Congress created individual retirement accounts (IRAs) as a way for people to save for retirement. IRAs have evolved, however, into more diverse investments thanks to laws that relax the tax penalty on certain types of early withdrawals, including those used to pay for qualified higher education expenses.
-
Function
-
An IRA provides key tax benefits, thus its attraction as a long-term investment. If you own a traditional IRA, the IRS allows you to deduct your contributions, up to an annual limit, from your taxable income. When you access traditional IRA money, the IRS taxes it as your regular income tax rate. As IRS Publication 590 illustrates, while Roth IRA contributions are not tax-deductible, the IRS does not tax your contributions when you withdraw them from a Roth.
General Process
-
In most cases, if you withdraw money from a traditional or Roth IRA prior to turning age 59 1/2, the IRS not only charges applicable taxes on the distribution, it also levies an additional 10 percent tax penalty. You must also have held a Roth IRA for a minimum of five tax years or else the IRS subjects your withdrawals, even after age 59 1/2, to the 10 percent tax. Paying for tuition as well as other associated higher education expenses with IRA money provides one exception to these general rules.
-
Features
-
As noted, you can use IRA funds, without incurring the 10 percent penalty, to pay for higher education costs, including tuition. If you use your traditional IRA to do this, the IRS still taxes the money you take out at your regular income tax rate. With a Roth, any original contributions you tap come out tax free. However, the IRS taxes accumulated earnings that you access. As Publication 590 explains, the IRS allows you to exhaust original Roth contributions before taking out your taxable earnings. The IRS also waives the Roth IRA five-year rule for early withdrawals used to cover higher education expenses.
Considerations
-
The IRS allows you to use IRA money to fund "qualified higher education expenses," according to Publication 590. These "qualified" costs include "tuition, fees, books, supplies and equipment required" for at least half-time attendance at colleges, universities, vocational schools and other post-secondary educational institutions that can take part in aid programs offered by the U.S. Department of Education.

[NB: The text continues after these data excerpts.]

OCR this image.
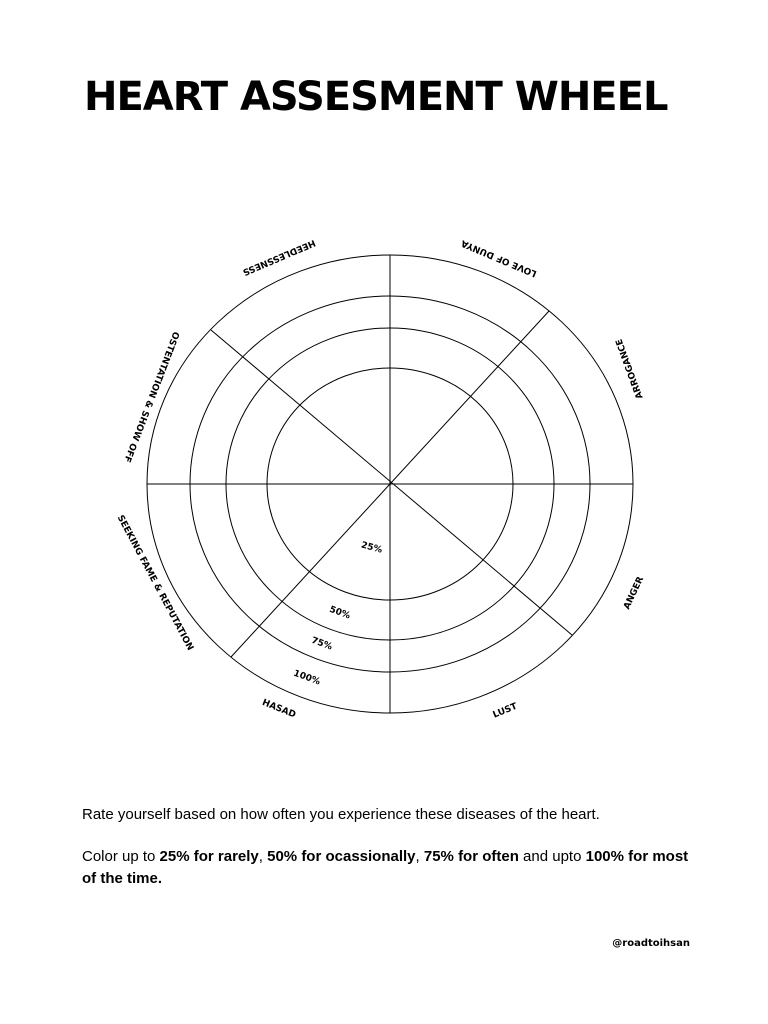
HEART ASSESMENT WHEEL
LOVE OF DUNYA
ARROGANCE
ANGER
LUST
HASAD
SEEKING FAME & REPUTATION
OSTENTATION & SHOW OFF
HEEDLESSNESS
25%
50%
75%
100%

Rate yourself based on how often you experience these diseases of the heart.

Color up to 25% for rarely, 50% for ocassionally, 75% for often and upto 100% for most of the time.

@roadtoihsan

You can exercise this exception to the 10 percent tax penalty rule on early withdrawals to satisfy your own higher education expenses or those of your spouse, children or grandchildren.
Process
-
When you take a distribution from an IRA, your IRA custodian -- the firm that you opened your account with or transferred your account to -- sends you and the IRS a 1099-R form. This form details all withdrawals you took from IRAs during the tax year. If you indicate to your custodian that you are using the money to fund higher education expenses, it will make the proper notations on the 1099-R that show you are taking a qualified early distribution that is exempt from the 10 percent tax penalty. All you need to do is file your taxes, report the distributions and what you paid for college expenses and save your receipts in case the IRS has any questions down the road.